Can you make is into an apple/raisin/cinnamon type bread for a breakfast toast?
Julia
You could try, but I prefer this bread to be savory 🙂
Jen Rox
Me and my crows love this bread. I leave the salt out and switched out rosemary for dill this time and it’s amazing.
GC
Looking forward to this recipe can mozarella be substituted for cheddar?
Thanks
Julia
you can try but mozzarella has different texture and won't bind the bread well like firm cheeses.
Joey
Love the ingredients for this bread, absolutely delicious and moist, chives were nice. Have made it twice already so for sure a keeper! Thanks for sharing!
Julia
glad you liked it Joey!
Len Basso
Could you substitute cottage cheese for the Greek yogurt?
Julia
no, totally different texture
Doreen Glomb
This bread is delicious! The only change I made was that I used my personal favorite cheese: Asiago rather than cheddar.
I do wonder why my immersion blender would not purée the lentils, ( I used organic split red lentils) even after soaking them for 10 hours. I used the ninja blender and the batter was pourable, so I didn’t know if it would bake well, but it did.

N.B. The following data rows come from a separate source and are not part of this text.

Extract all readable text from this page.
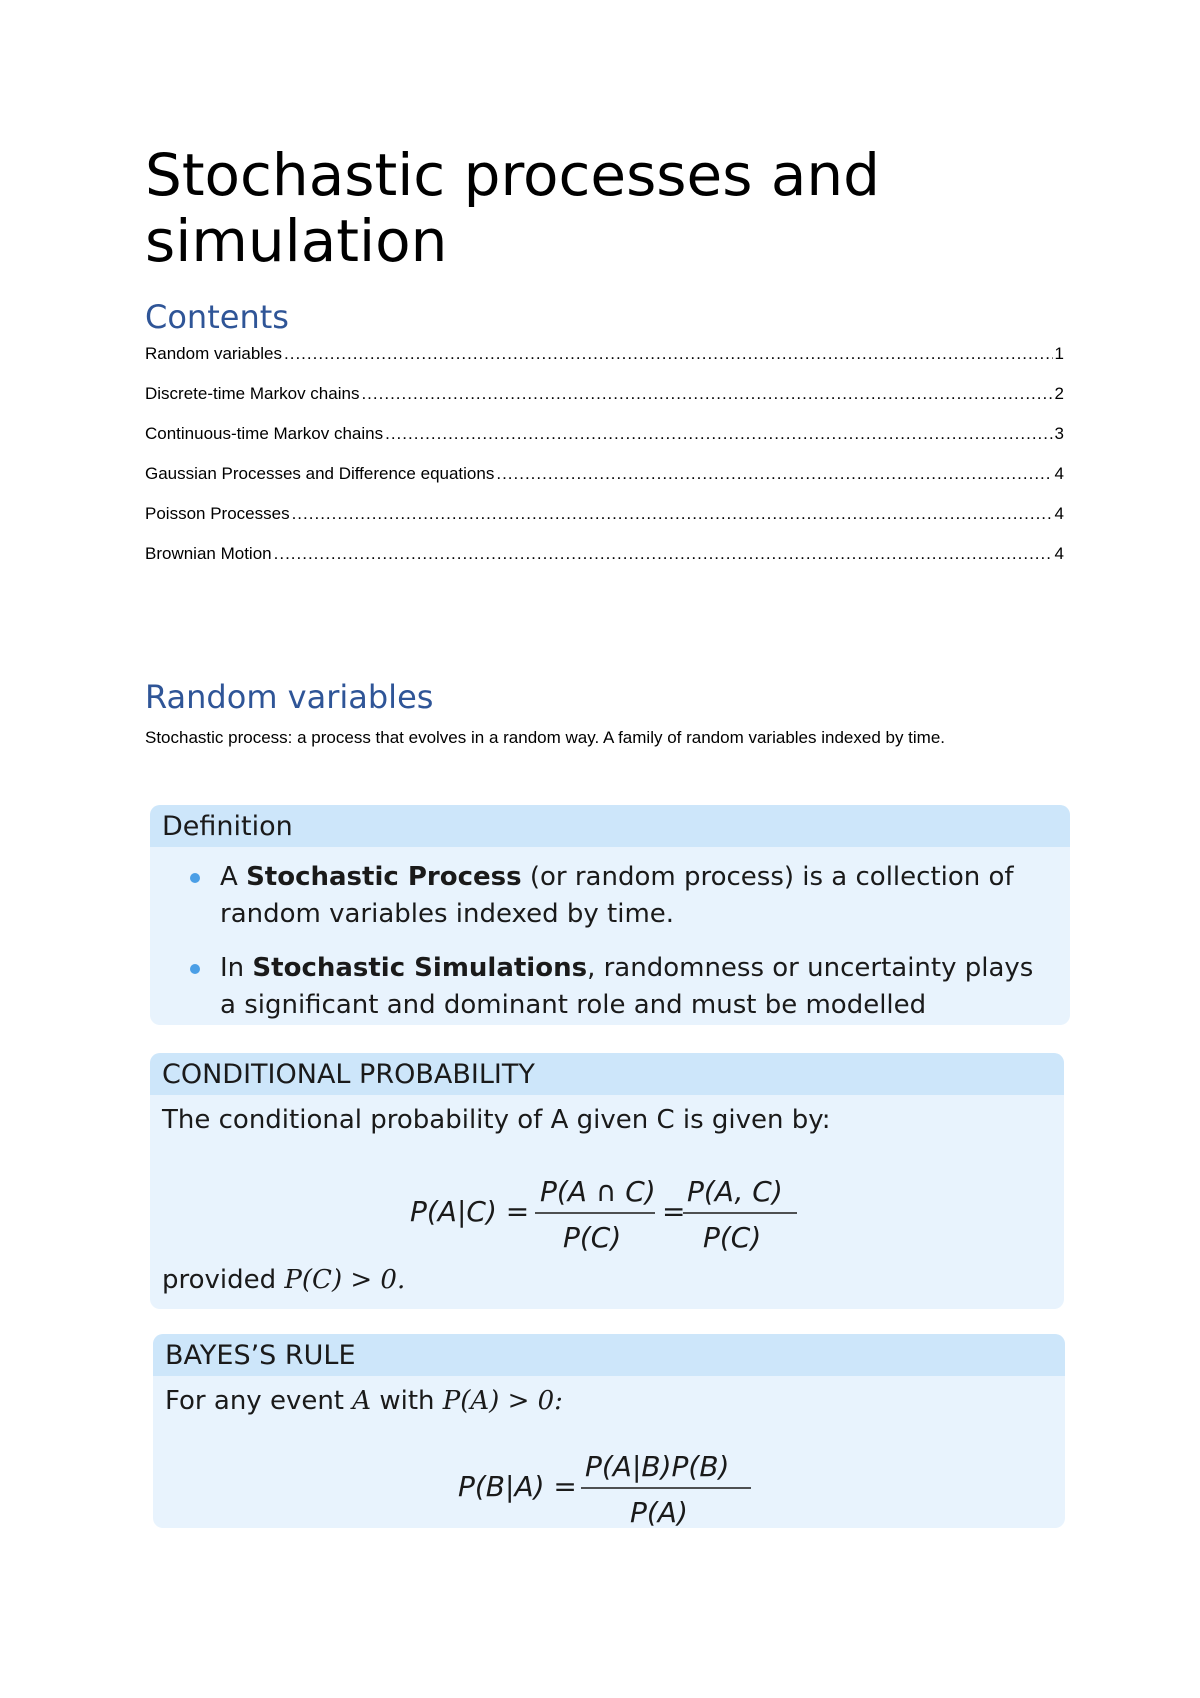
Stochastic processes and simulation
Contents
Random variables .....	1
Discrete-time Markov chains .....	2
Continuous-time Markov chains .....	3
Gaussian Processes and Difference equations .....	4
Poisson Processes .....	4
Brownian Motion .....	4
Random variables

Stochastic process: a process that evolves in a random way. A family of random variables indexed by time.

Definition
A Stochastic Process (or random process) is a collection of random variables indexed by time.
In Stochastic Simulations, randomness or uncertainty plays a significant and dominant role and must be modelled
CONDITIONAL PROBABILITY
The conditional probability of A given C is given by:
P(A|C) =
P(A ∩ C)
P(C)
=
P(A, C)
P(C)
provided P(C) > 0.
BAYES’S RULE
For any event A with P(A) > 0:
P(B|A) =
P(A|B)P(B)
P(A)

It is great to have a healthy and gluten free bread that’s so good.
Nina
Just made it, I couldn’t resist so had to cut a small slice! Tastes amazing, I didn’t add cheese as it doesn’t agree with me, I added plenty of everything bagel and a little extra garlic powder.
Many thanks….
Rachel
Older beans/lentils often don’t soften up completely, no matter how long they’re soaked and cooked. That could have been why they wouldn’t blend fully.
Susan
Question: could one use green or brown lentils instead of red ones?
Julia
I haven't tried but I think it wouldn't work, red lentils are different in texture.
Sue
This recipe was surprisingly good lol - I added garlic and cheddar as well as parsley of a garlic bread vibe . This scone like texture was really tasty. Red lentils work best as they are soft and blend well . Thanks so much for this recipe!!
Claire
I used brown lentils because that's what I had, and it was great. I don't know if the texture was the same as with red lentils. but I found it to be a bit salty and will reduce the salt next time.
Ellie
I used green. Didn’t completely puree but I loved added texture.
Julia
Thanks for sharing this, great to know! I think it depends on the blender itself, mine pureed the lentils perfectly.
Rici
Yes, you can use brown lentils. I baked it with brown lentils, without cheese, some Icelandic high protein joghurt, and added some more seeds (sesame, sunflower). Added mixed spices to taste. Came out great!
Julia
sounds interesting Rici, how much yogurt did you add?
Rene Layne
I'm not a fan of dill. What can I replace it with?